# White Handle Chef Knife



## chef2008 (May 16, 2008)

I am trying to find the name of the company that makes the chef knife on the Everyday Food TV show...does anyone have an idea..it looks like an eight inch white handle knife...?

Thx,

John


----------



## oahuamateurchef (Nov 23, 2006)

This Everyday Food TV show? I couldn't see a white handled knife in any of their videos. Perhaps you could fire off a quick email to them here.


----------



## the penguin (May 6, 2008)

Dexter-Russel or Sani-safe possibly?


----------



## chef2008 (May 16, 2008)

I did..and they said they did not know...when i watch the show on a pbs station...everycook on the show uses this knife...


----------



## food-macro (May 13, 2008)

You should try looking on the internet for white handled chefs knives there not that uncommon we had one at my work, granted it was one of those plastic hanled knives that gets replaced every 2-4 weeks.


----------



## chef2008 (May 16, 2008)

Thanks..i will take a look

John


----------



## deltadoc (Aug 15, 2004)

I haven't seen the show but I have a whole collection of white handled Wusthof-Trident Classic White knives, including a 10" and 8" chef knife. They're outstanding knives and I use them everyday since 1992 when I bought them new. The Wusthof US representative told me, contrary to what I was told by local stores, that they HAVE NOT discontinued the white classic knives. They said a lot of places simply won't carry them because "white" isn't as popular as it used to be in the 1980's.
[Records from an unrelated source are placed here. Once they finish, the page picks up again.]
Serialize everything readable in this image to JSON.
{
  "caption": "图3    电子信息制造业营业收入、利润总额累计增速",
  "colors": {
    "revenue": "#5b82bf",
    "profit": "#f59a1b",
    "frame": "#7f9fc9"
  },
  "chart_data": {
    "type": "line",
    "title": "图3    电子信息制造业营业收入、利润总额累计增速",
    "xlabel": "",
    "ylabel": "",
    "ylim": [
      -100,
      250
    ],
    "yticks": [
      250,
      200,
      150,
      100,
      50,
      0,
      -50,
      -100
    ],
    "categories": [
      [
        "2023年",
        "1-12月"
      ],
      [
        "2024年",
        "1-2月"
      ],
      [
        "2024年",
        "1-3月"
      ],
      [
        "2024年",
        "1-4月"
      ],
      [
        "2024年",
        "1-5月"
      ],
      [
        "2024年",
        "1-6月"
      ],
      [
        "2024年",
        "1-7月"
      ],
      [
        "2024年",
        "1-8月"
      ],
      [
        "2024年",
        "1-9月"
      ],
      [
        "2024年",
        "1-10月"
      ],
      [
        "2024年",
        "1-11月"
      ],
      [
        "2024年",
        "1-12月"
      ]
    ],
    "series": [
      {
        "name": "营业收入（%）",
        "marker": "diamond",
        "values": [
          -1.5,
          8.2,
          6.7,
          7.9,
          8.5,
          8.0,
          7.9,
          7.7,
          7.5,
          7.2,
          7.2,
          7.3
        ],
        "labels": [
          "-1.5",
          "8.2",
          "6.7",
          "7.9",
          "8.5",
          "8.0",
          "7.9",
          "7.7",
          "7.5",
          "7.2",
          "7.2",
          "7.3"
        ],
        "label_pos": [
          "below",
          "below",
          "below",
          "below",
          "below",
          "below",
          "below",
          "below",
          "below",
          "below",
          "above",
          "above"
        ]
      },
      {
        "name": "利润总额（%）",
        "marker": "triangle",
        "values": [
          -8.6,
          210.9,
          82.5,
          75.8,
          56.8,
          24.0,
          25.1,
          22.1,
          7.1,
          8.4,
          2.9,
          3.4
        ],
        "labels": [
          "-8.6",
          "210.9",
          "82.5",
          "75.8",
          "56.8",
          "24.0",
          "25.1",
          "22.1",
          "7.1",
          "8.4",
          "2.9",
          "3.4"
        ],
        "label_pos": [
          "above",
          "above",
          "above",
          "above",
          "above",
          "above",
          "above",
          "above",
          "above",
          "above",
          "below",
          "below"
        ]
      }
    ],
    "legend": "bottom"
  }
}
Just be careful to get the "Forged" not the "stamped" line. Big difference in quality. I have the "forged".

doc


----------



## boar_d_laze (Feb 13, 2008)

Wusthof makes a number of forged lines. "Classic" is one of them. If Wusthof Classic whites are the knives, or even like the knives you want... you're in luck. Great sale prices on sets:

Wusthof White Classic Knives - Wusthof White Classic, White Classic Knives, Wusthof Knives, Wusthof Trident White Classic, Wusthof White Classic Cutlery

Cutlery and More is an excellent e-tailer. You don't need to have any qualms at all. I've ordered from them several times. What impressed me the most was the way they handled a problem they had with PayPal. After a two day delay, they not only sent me my order on trust but threw a little something extra in the package. Good people.

Meanwhile:

Usually the cooks on shows don't choose their own knives, so their presence shouldn't be regarded as an actual endorsement, but more as a commercial one. That having been said, the Wusthof Classic line is very good. There aren't any better knives for fit and finish or comfortable handles. Until fairly recently, Wusthof Classic was regarded as the best of the German mass-produced knives. It is no longer at the top of the German range in general or Wusthof's in particular -- but just a half step below.
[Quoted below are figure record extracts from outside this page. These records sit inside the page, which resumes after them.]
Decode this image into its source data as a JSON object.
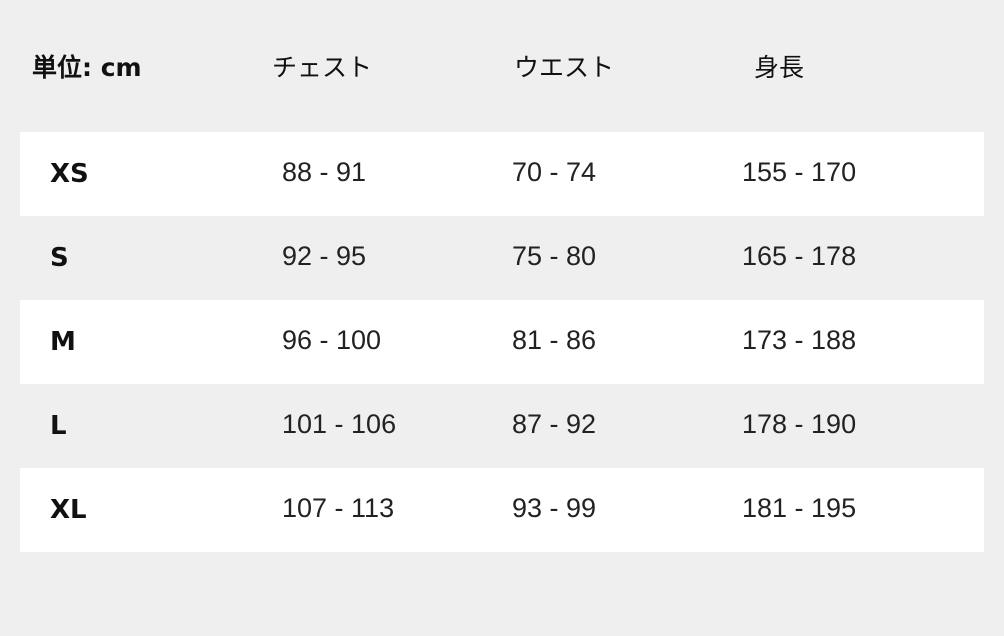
{
  "header": {
    "unit": "単位: cm",
    "chest": "チェスト",
    "waist": "ウエスト",
    "height": "身長"
  },
  "rows": [
    {
      "size": "XS",
      "chest": "88 - 91",
      "waist": "70 - 74",
      "height": "155 - 170"
    },
    {
      "size": "S",
      "chest": "92 - 95",
      "waist": "75 - 80",
      "height": "165 - 178"
    },
    {
      "size": "M",
      "chest": "96 - 100",
      "waist": "81 - 86",
      "height": "173 - 188"
    },
    {
      "size": "L",
      "chest": "101 - 106",
      "waist": "87 - 92",
      "height": "178 - 190"
    },
    {
      "size": "XL",
      "chest": "107 - 113",
      "waist": "93 - 99",
      "height": "181 - 195"
    }
  ]
}
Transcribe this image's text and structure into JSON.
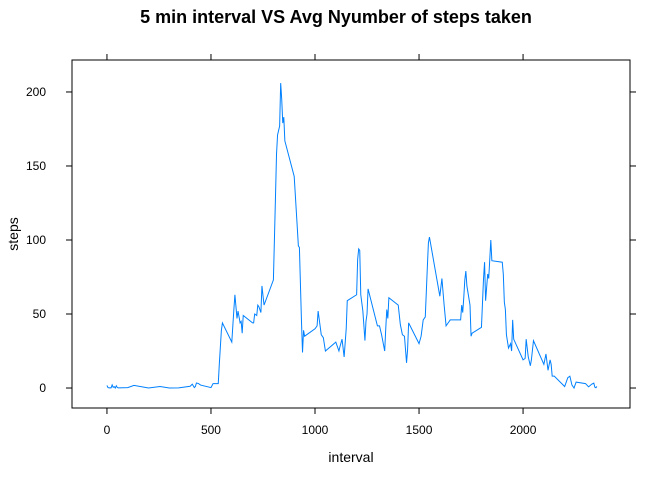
{
  "chart_data": {
    "type": "line",
    "title": "5 min interval VS Avg Nyumber of steps taken",
    "x_label": "interval",
    "y_label": "steps",
    "color": "#0080ff",
    "x": [
      0,
      5,
      10,
      15,
      20,
      25,
      30,
      35,
      40,
      45,
      50,
      55,
      100,
      130,
      200,
      255,
      300,
      345,
      400,
      410,
      420,
      425,
      430,
      440,
      450,
      500,
      505,
      510,
      525,
      535,
      540,
      550,
      555,
      600,
      610,
      615,
      625,
      630,
      640,
      645,
      650,
      655,
      700,
      705,
      710,
      720,
      725,
      730,
      740,
      745,
      755,
      800,
      810,
      815,
      820,
      830,
      835,
      840,
      845,
      850,
      855,
      900,
      915,
      920,
      925,
      935,
      940,
      945,
      950,
      1000,
      1010,
      1015,
      1030,
      1035,
      1040,
      1050,
      1100,
      1115,
      1120,
      1130,
      1140,
      1150,
      1155,
      1200,
      1205,
      1210,
      1215,
      1220,
      1230,
      1240,
      1245,
      1250,
      1255,
      1300,
      1310,
      1320,
      1335,
      1340,
      1345,
      1350,
      1355,
      1400,
      1410,
      1420,
      1430,
      1440,
      1445,
      1450,
      1500,
      1510,
      1520,
      1530,
      1535,
      1540,
      1545,
      1550,
      1600,
      1610,
      1620,
      1630,
      1640,
      1650,
      1700,
      1705,
      1710,
      1715,
      1720,
      1725,
      1730,
      1745,
      1750,
      1755,
      1800,
      1810,
      1815,
      1820,
      1825,
      1830,
      1835,
      1845,
      1850,
      1900,
      1905,
      1910,
      1915,
      1920,
      1930,
      1940,
      1945,
      1950,
      1955,
      2000,
      2010,
      2015,
      2025,
      2035,
      2040,
      2050,
      2100,
      2110,
      2120,
      2130,
      2135,
      2140,
      2150,
      2200,
      2215,
      2225,
      2235,
      2245,
      2255,
      2300,
      2315,
      2330,
      2340,
      2345,
      2350,
      2355
    ],
    "values": [
      1.7,
      0.3,
      0.1,
      0.2,
      0.1,
      2.1,
      0.5,
      0.9,
      0,
      1.5,
      0.3,
      0.1,
      0.3,
      1.8,
      0,
      1,
      0,
      0.1,
      1.2,
      2.6,
      0.3,
      1,
      3.4,
      3,
      2,
      0.3,
      1.6,
      3,
      3,
      3,
      16,
      39,
      44,
      31,
      53,
      63,
      47,
      52,
      44,
      45,
      37,
      49,
      44,
      44,
      50,
      49,
      56,
      55,
      51,
      69,
      56,
      73,
      129,
      158,
      171,
      177,
      206,
      195,
      179,
      183,
      167,
      143,
      108,
      96,
      95,
      45,
      24,
      39,
      35,
      40,
      42,
      52,
      36,
      35,
      34,
      25,
      31,
      25,
      28,
      33,
      21,
      40,
      59,
      63,
      87,
      94,
      93,
      63,
      52,
      32,
      45,
      50,
      67,
      42,
      42,
      36,
      25,
      40,
      53,
      47,
      61,
      56,
      43,
      36,
      35,
      17,
      26,
      44,
      30,
      35,
      46,
      48,
      65,
      82,
      98,
      102,
      62,
      74,
      57,
      42,
      44,
      46,
      46,
      56,
      51,
      61,
      73,
      79,
      69,
      56,
      35,
      37,
      41,
      74,
      85,
      59,
      68,
      77,
      74,
      100,
      86,
      85,
      77,
      58,
      53,
      36,
      27,
      30,
      25,
      46,
      33,
      19,
      20,
      33,
      21,
      15,
      19,
      32,
      16,
      23,
      12,
      19,
      16,
      8,
      8,
      1,
      7,
      8,
      2,
      0,
      4,
      3,
      0.8,
      2.6,
      3.3,
      0.6,
      0.2,
      1.1
    ],
    "xlim": [
      -168,
      2514
    ],
    "ylim": [
      -13.5,
      221.6
    ],
    "xticks": [
      0,
      500,
      1000,
      1500,
      2000
    ],
    "yticks": [
      0,
      50,
      100,
      150,
      200
    ]
  }
}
The aspects of the knives in which they've been superseded, and in which I don't like, probably don't and won't matter to you. If you're interested in talking about the best brands and lines for you ... that's a different discussion. I"m happy to have it, but don't want to start it gratuitously. There's a phrase in law: "officious intermeddler." Doesn't sound too attractive, does it?
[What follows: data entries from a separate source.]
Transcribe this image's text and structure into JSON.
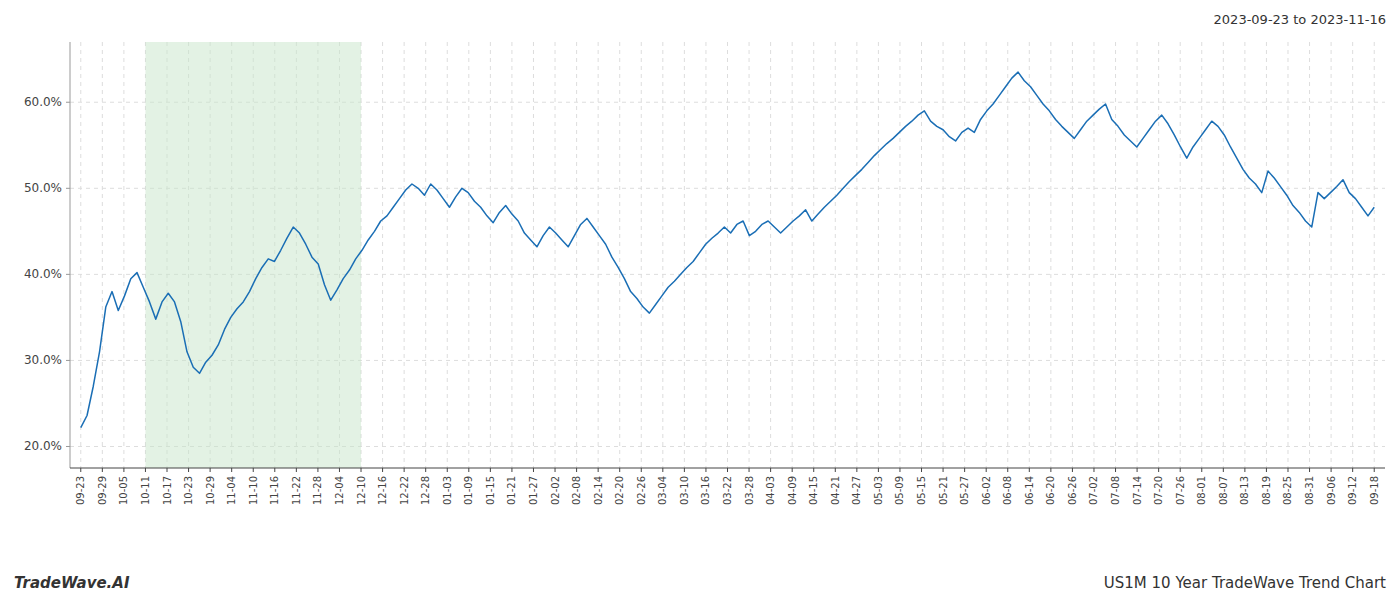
{
  "chart_data": {
    "type": "line",
    "title": "US1M 10 Year TradeWave Trend Chart",
    "subtitle": "2023-09-23 to 2023-11-16",
    "annotations": [
      "TradeWave.AI"
    ],
    "color": "#1a6eb5",
    "grid": true,
    "highlight": {
      "start": 3,
      "end": 13,
      "color": "#c8e6c9"
    },
    "xlim": [
      -0.5,
      60.5
    ],
    "xticks": [
      {
        "value": 0,
        "label": "09-23"
      },
      {
        "value": 1,
        "label": "09-29"
      },
      {
        "value": 2,
        "label": "10-05"
      },
      {
        "value": 3,
        "label": "10-11"
      },
      {
        "value": 4,
        "label": "10-17"
      },
      {
        "value": 5,
        "label": "10-23"
      },
      {
        "value": 6,
        "label": "10-29"
      },
      {
        "value": 7,
        "label": "11-04"
      },
      {
        "value": 8,
        "label": "11-10"
      },
      {
        "value": 9,
        "label": "11-16"
      },
      {
        "value": 10,
        "label": "11-22"
      },
      {
        "value": 11,
        "label": "11-28"
      },
      {
        "value": 12,
        "label": "12-04"
      },
      {
        "value": 13,
        "label": "12-10"
      },
      {
        "value": 14,
        "label": "12-16"
      },
      {
        "value": 15,
        "label": "12-22"
      },
      {
        "value": 16,
        "label": "12-28"
      },
      {
        "value": 17,
        "label": "01-03"
      },
      {
        "value": 18,
        "label": "01-09"
      },
      {
        "value": 19,
        "label": "01-15"
      },
      {
        "value": 20,
        "label": "01-21"
      },
      {
        "value": 21,
        "label": "01-27"
      },
      {
        "value": 22,
        "label": "02-02"
      },
      {
        "value": 23,
        "label": "02-08"
      },
      {
        "value": 24,
        "label": "02-14"
      },
      {
        "value": 25,
        "label": "02-20"
      },
      {
        "value": 26,
        "label": "02-26"
      },
      {
        "value": 27,
        "label": "03-04"
      },
      {
        "value": 28,
        "label": "03-10"
      },
      {
        "value": 29,
        "label": "03-16"
      },
      {
        "value": 30,
        "label": "03-22"
      },
      {
        "value": 31,
        "label": "03-28"
      },
      {
        "value": 32,
        "label": "04-03"
      },
      {
        "value": 33,
        "label": "04-09"
      },
      {
        "value": 34,
        "label": "04-15"
      },
      {
        "value": 35,
        "label": "04-21"
      },
      {
        "value": 36,
        "label": "04-27"
      },
      {
        "value": 37,
        "label": "05-03"
      },
      {
        "value": 38,
        "label": "05-09"
      },
      {
        "value": 39,
        "label": "05-15"
      },
      {
        "value": 40,
        "label": "05-21"
      },
      {
        "value": 41,
        "label": "05-27"
      },
      {
        "value": 42,
        "label": "06-02"
      },
      {
        "value": 43,
        "label": "06-08"
      },
      {
        "value": 44,
        "label": "06-14"
      },
      {
        "value": 45,
        "label": "06-20"
      },
      {
        "value": 46,
        "label": "06-26"
      },
      {
        "value": 47,
        "label": "07-02"
      },
      {
        "value": 48,
        "label": "07-08"
      },
      {
        "value": 49,
        "label": "07-14"
      },
      {
        "value": 50,
        "label": "07-20"
      },
      {
        "value": 51,
        "label": "07-26"
      },
      {
        "value": 52,
        "label": "08-01"
      },
      {
        "value": 53,
        "label": "08-07"
      },
      {
        "value": 54,
        "label": "08-13"
      },
      {
        "value": 55,
        "label": "08-19"
      },
      {
        "value": 56,
        "label": "08-25"
      },
      {
        "value": 57,
        "label": "08-31"
      },
      {
        "value": 58,
        "label": "09-06"
      },
      {
        "value": 59,
        "label": "09-12"
      },
      {
        "value": 60,
        "label": "09-18"
      }
    ],
    "ylim": [
      0.175,
      0.67
    ],
    "yticks": [
      {
        "value": 0.2,
        "label": "20.0%"
      },
      {
        "value": 0.3,
        "label": "30.0%"
      },
      {
        "value": 0.4,
        "label": "40.0%"
      },
      {
        "value": 0.5,
        "label": "50.0%"
      },
      {
        "value": 0.6,
        "label": "60.0%"
      }
    ],
    "x": [
      0,
      0.2899,
      0.5797,
      0.8696,
      1.1594,
      1.4493,
      1.7391,
      2.029,
      2.3188,
      2.6087,
      2.8986,
      3.1884,
      3.4783,
      3.7681,
      4.058,
      4.3478,
      4.6377,
      4.9275,
      5.2174,
      5.5072,
      5.7971,
      6.087,
      6.3768,
      6.6667,
      6.9565,
      7.2464,
      7.5362,
      7.8261,
      8.1159,
      8.4058,
      8.6957,
      8.9855,
      9.2754,
      9.5652,
      9.8551,
      10.1449,
      10.4348,
      10.7246,
      11.0145,
      11.3043,
      11.5942,
      11.8841,
      12.1739,
      12.4638,
      12.7536,
      13.0435,
      13.3333,
      13.6232,
      13.913,
      14.2029,
      14.4928,
      14.7826,
      15.0725,
      15.3623,
      15.6522,
      15.942,
      16.2319,
      16.5217,
      16.8116,
      17.1014,
      17.3913,
      17.6812,
      17.971,
      18.2609,
      18.5507,
      18.8406,
      19.1304,
      19.4203,
      19.7101,
      20,
      20.2899,
      20.5797,
      20.8696,
      21.1594,
      21.4493,
      21.7391,
      22.029,
      22.3188,
      22.6087,
      22.8986,
      23.1884,
      23.4783,
      23.7681,
      24.058,
      24.3478,
      24.6377,
      24.9275,
      25.2174,
      25.5072,
      25.7971,
      26.087,
      26.3768,
      26.6667,
      26.9565,
      27.2464,
      27.5362,
      27.8261,
      28.1159,
      28.4058,
      28.6957,
      28.9855,
      29.2754,
      29.5652,
      29.8551,
      30.1449,
      30.4348,
      30.7246,
      31.0145,
      31.3043,
      31.5942,
      31.8841,
      32.1739,
      32.4638,
      32.7536,
      33.0435,
      33.3333,
      33.6232,
      33.913,
      34.2029,
      34.4928,
      34.7826,
      35.0725,
      35.3623,
      35.6522,
      35.942,
      36.2319,
      36.5217,
      36.8116,
      37.1014,
      37.3913,
      37.6812,
      37.971,
      38.2609,
      38.5507,
      38.8406,
      39.1304,
      39.4203,
      39.7101,
      40,
      40.2899,
      40.5797,
      40.8696,
      41.1594,
      41.4493,
      41.7391,
      42.029,
      42.3188,
      42.6087,
      42.8986,
      43.1884,
      43.4783,
      43.7681,
      44.058,
      44.3478,
      44.6377,
      44.9275,
      45.2174,
      45.5072,
      45.7971,
      46.087,
      46.3768,
      46.6667,
      46.9565,
      47.2464,
      47.5362,
      47.8261,
      48.1159,
      48.4058,
      48.6957,
      48.9855,
      49.2754,
      49.5652,
      49.8551,
      50.1449,
      50.4348,
      50.7246,
      51.0145,
      51.3043,
      51.5942,
      51.8841,
      52.1739,
      52.4638,
      52.7536,
      53.0435,
      53.3333,
      53.6232,
      53.913,
      54.2029,
      54.4928,
      54.7826,
      55.0725,
      55.3623,
      55.6522,
      55.942,
      56.2319,
      56.5217,
      56.8116,
      57.1014,
      57.3913,
      57.6812,
      57.971,
      58.2609,
      58.5507,
      58.8406,
      59.1304,
      59.4203,
      59.7101,
      60
    ],
    "values": [
      0.222,
      0.236,
      0.27,
      0.31,
      0.362,
      0.38,
      0.358,
      0.375,
      0.395,
      0.402,
      0.385,
      0.368,
      0.348,
      0.368,
      0.378,
      0.368,
      0.345,
      0.31,
      0.292,
      0.285,
      0.298,
      0.306,
      0.318,
      0.336,
      0.35,
      0.36,
      0.368,
      0.38,
      0.395,
      0.408,
      0.418,
      0.415,
      0.428,
      0.442,
      0.455,
      0.448,
      0.435,
      0.42,
      0.412,
      0.388,
      0.37,
      0.382,
      0.395,
      0.405,
      0.418,
      0.428,
      0.44,
      0.45,
      0.462,
      0.468,
      0.478,
      0.488,
      0.498,
      0.505,
      0.5,
      0.492,
      0.505,
      0.498,
      0.488,
      0.478,
      0.49,
      0.5,
      0.495,
      0.485,
      0.478,
      0.468,
      0.46,
      0.472,
      0.48,
      0.47,
      0.462,
      0.448,
      0.44,
      0.432,
      0.445,
      0.455,
      0.448,
      0.44,
      0.432,
      0.445,
      0.458,
      0.465,
      0.455,
      0.445,
      0.435,
      0.42,
      0.408,
      0.395,
      0.38,
      0.372,
      0.362,
      0.355,
      0.365,
      0.375,
      0.385,
      0.392,
      0.4,
      0.408,
      0.415,
      0.425,
      0.435,
      0.442,
      0.448,
      0.455,
      0.448,
      0.458,
      0.462,
      0.445,
      0.45,
      0.458,
      0.462,
      0.455,
      0.448,
      0.455,
      0.462,
      0.468,
      0.475,
      0.462,
      0.47,
      0.478,
      0.485,
      0.492,
      0.5,
      0.508,
      0.515,
      0.522,
      0.53,
      0.538,
      0.545,
      0.552,
      0.558,
      0.565,
      0.572,
      0.578,
      0.585,
      0.59,
      0.578,
      0.572,
      0.568,
      0.56,
      0.555,
      0.565,
      0.57,
      0.565,
      0.58,
      0.59,
      0.598,
      0.608,
      0.618,
      0.628,
      0.635,
      0.625,
      0.618,
      0.608,
      0.598,
      0.59,
      0.58,
      0.572,
      0.565,
      0.558,
      0.568,
      0.578,
      0.585,
      0.592,
      0.598,
      0.58,
      0.572,
      0.562,
      0.555,
      0.548,
      0.558,
      0.568,
      0.578,
      0.585,
      0.575,
      0.562,
      0.548,
      0.535,
      0.548,
      0.558,
      0.568,
      0.578,
      0.572,
      0.562,
      0.548,
      0.535,
      0.522,
      0.512,
      0.505,
      0.495,
      0.52,
      0.512,
      0.502,
      0.492,
      0.48,
      0.472,
      0.462,
      0.455,
      0.495,
      0.488,
      0.495,
      0.502,
      0.51,
      0.495,
      0.488,
      0.478,
      0.468,
      0.478
    ]
  }
}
The Dexter Russel, Sani-Safe white handles are light plastic, and set on cheap, stamped blades. The knives are meant to be dishwasher safe, very inexpensive, and for commercial use where a trip in the dishwasher is required by law, or the employees wear ill-fitting disposable plastic gloves, or both -- a meat processing plant or a chain submarine sandwich shop, for instance. These are knives you might have to use for minimum wage, but you wouldn't want to.

Paranthetically -- Doc is right about sticking with forged when it comes to Wusthof. There are excellent stamped knives, some much better than anything Wusthof makes -- but as Wusthof goes, go with the forged.

Out of curiosity: Any good, white handled knife? Or must it be one from the show? There are several good lines available in white, or light wood handles. For instance, slightly better than the Wusthofs (for reasons I won't go into here) are these Sabatiers: http://www.cheftalk.com/forums/newre...ote=1&p=221989 However, given the difference in price, if I were looking at a set, I'd buy Wusthof and add either a 10" Sabatier chef's -- or go beyond the whole handle thing and get the best chef's knive I could..

BDL

PS Before getting into the whole "which is better" thing, I need to say that there are number of companies selling knives under the Sabatier name. The knives range from very good to very bad. Elepant Sabatier are very good indeed.


----------



## annie z (Apr 13, 2012)

In 1995 I bought a Wusthof white Classic Chefs set .....8 inch Chefs knife and 3.5 paring knife. A week ago I lost the paring knife! For the past week I have contacted numerous e- retailers and Wusthof outlet. To no avail the e-retailers and the outlet told me that Wusthof white Classic does not exist! I found one knife on EBay, not what I was looking for! Where else can I look or is it useless?


----------



## pohaku (Jul 11, 2011)

If you haven't already, you might call these folks and ask. They are a Wusthof outlet, and while their web page says the white classic is discontinued, they may have some pieces. Decent folks to deal with.

http://eversharpknives.com/


----------



## berndy (Sep 18, 2010)

The Penguin is right .I have an 8'' white handled knife and on the blade it says 'SANI-SAFE' on top and right under it is DEXTER-RUSSELL followed my S145-8,then it reads "stain free "over "high-carbon"


----------



## johnr (Aug 5, 2011)

"You should try looking on the internet for white handled chefs knives there not that uncommon we had one at my work, granted it was one of those plastic hanled knives that gets replaced every 2-4 weeks."

Ours don't get replaced, after numerious sharpenings (grindings) they get repositioned as boning/trimming knives :>

Seriously we get a lot of work done on these type of knives. They may not be the best but they work.. A 10 inch Dexter can do a variety of tasks.


----------